Deinduction of phosphoenolpyruvate carboxykinase (guanosine triphosphate) synthesis in Reuber H-35 cells.

Abstract

The activity of phosphoenolpyruvate carboxykinase (GTP) in Reuber H-35 cells was decreased after the removal of 6-N,2-O-dibutyryl adenosine 3':5'-monophosphate (dibutyryl cyclic AMP) from the medium. The decrease in activity was shown immunochemically to be the result of a rapid cessation in specific enzyme synthesis, occurring with a half-time of 40 min.

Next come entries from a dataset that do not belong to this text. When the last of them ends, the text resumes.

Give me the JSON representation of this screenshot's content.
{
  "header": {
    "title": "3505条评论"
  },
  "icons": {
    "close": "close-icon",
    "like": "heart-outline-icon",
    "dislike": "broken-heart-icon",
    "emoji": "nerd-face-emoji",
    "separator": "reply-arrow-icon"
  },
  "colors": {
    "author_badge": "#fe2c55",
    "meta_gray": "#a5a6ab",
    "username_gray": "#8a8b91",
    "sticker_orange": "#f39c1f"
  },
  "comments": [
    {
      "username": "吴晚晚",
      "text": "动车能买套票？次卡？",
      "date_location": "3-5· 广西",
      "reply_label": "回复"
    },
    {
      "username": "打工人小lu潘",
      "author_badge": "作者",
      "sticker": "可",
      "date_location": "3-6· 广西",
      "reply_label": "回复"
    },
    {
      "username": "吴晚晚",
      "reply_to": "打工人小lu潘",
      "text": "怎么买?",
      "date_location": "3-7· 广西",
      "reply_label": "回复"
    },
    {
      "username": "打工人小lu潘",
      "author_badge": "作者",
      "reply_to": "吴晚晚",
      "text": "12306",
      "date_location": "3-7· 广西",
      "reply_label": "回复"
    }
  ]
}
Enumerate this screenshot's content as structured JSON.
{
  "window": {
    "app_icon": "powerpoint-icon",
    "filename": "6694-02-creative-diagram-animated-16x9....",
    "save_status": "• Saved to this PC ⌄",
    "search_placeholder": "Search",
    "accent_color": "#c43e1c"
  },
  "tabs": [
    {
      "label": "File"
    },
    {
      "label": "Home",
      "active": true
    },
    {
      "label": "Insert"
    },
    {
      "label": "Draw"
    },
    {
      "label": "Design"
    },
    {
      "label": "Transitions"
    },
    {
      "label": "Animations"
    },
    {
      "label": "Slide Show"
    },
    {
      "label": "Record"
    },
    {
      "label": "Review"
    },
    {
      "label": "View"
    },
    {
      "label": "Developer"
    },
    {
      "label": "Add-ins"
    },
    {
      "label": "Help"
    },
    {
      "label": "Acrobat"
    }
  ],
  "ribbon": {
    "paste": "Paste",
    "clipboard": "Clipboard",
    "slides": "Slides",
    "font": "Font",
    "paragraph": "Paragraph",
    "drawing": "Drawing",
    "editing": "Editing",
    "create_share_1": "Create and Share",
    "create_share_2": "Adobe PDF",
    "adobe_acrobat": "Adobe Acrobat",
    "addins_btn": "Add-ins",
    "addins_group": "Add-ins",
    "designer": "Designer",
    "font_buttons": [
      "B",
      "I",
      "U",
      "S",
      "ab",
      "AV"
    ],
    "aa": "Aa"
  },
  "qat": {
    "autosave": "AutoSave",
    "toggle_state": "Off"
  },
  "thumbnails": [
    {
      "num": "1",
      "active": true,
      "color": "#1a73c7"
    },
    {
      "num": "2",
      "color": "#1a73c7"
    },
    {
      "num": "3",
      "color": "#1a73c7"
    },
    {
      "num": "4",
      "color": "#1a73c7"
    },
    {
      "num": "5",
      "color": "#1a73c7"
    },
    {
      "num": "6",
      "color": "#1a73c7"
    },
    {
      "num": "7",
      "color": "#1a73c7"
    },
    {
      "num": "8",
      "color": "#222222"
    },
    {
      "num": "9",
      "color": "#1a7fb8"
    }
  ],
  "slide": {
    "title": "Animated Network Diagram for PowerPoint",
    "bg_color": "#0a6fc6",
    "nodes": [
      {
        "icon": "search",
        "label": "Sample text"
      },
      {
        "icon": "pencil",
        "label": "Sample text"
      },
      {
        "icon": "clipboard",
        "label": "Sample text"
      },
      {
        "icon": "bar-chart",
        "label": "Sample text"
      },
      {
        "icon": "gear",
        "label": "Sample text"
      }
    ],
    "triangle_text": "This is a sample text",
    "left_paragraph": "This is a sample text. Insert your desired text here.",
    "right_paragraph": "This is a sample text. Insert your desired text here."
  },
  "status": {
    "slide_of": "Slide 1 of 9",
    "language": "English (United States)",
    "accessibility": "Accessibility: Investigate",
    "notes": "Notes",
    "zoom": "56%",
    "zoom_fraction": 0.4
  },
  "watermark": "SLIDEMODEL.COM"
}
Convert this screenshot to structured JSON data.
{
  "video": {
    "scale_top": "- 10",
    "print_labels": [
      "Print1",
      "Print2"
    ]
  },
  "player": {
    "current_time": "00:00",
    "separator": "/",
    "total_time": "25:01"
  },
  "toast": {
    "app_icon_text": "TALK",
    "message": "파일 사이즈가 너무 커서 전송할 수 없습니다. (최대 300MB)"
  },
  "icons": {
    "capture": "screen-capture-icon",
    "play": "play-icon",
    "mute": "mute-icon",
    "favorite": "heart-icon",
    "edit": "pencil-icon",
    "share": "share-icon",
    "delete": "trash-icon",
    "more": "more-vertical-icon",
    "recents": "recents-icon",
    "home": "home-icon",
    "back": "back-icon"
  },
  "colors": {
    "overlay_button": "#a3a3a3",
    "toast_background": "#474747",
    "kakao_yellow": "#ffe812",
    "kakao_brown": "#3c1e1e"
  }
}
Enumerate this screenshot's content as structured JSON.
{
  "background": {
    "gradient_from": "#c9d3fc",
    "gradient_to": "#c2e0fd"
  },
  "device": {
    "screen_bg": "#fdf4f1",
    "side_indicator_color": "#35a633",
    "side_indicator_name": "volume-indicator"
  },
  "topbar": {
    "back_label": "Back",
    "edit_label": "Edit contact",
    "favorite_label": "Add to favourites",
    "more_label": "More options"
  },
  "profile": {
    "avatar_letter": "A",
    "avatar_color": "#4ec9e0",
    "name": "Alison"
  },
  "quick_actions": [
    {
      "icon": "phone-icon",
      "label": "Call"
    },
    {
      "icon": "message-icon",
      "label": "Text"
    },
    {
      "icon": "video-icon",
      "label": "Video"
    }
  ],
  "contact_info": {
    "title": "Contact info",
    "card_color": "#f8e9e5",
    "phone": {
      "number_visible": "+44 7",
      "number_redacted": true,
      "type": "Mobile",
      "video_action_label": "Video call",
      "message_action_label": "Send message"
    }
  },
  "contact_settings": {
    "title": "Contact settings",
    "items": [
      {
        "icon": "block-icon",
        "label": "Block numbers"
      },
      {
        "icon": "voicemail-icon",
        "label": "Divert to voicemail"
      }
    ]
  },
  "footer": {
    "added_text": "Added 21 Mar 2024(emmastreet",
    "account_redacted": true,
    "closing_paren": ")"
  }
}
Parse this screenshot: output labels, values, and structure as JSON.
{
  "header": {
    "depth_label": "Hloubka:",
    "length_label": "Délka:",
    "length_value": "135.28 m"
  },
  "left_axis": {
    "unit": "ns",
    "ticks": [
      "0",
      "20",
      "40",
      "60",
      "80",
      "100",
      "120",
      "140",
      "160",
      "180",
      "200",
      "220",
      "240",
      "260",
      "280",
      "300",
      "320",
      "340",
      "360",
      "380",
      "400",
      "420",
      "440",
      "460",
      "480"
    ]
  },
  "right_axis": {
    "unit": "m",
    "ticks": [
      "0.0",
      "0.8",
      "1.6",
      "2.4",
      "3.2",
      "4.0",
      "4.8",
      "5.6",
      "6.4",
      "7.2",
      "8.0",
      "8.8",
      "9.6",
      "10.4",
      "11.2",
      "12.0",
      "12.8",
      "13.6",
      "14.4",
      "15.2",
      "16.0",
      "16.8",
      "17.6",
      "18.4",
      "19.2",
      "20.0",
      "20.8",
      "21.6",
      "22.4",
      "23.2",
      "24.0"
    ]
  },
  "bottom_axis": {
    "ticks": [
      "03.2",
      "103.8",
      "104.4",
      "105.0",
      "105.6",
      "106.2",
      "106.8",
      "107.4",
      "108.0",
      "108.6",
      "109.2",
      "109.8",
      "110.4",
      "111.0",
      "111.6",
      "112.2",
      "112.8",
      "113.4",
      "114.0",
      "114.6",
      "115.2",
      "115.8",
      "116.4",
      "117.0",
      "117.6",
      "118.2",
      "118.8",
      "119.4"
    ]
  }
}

The removal of dexamethasone, a less potent inducer of the enzyme in these cells, did not effect the activity of P-enolpyruvate carboxykinase or its rate of synthesis. Insulin added to either dibutyryl cyclic AMP or dexamethasone-treated cells produced a decline in specific enzyme synthesis which was not as rapid as that observed upon removal of dibutyryl cyclic AMP. This effect of insulin did not require the presence of glucose in the culture medium. Estimates of the half-life of the mRNA for P-enolpyruvate carboxykinase using actinomycin D and cordycepin suggested that after the inhibition of transcription of mRNA, enzyme synthesis continued for periods considerably longer than that observed after deinduction caused by removal of dibutyryl cyclic AMP. In addition, the synthesis of the enzyme could be restimulated by dibutyryl cyclic AMP in the absence of RNA synthesis. It was proposed that the deinduction of phosphoenolpyruvate carboxykinase in these cells is being regulated at the post-transcriptional or translational level.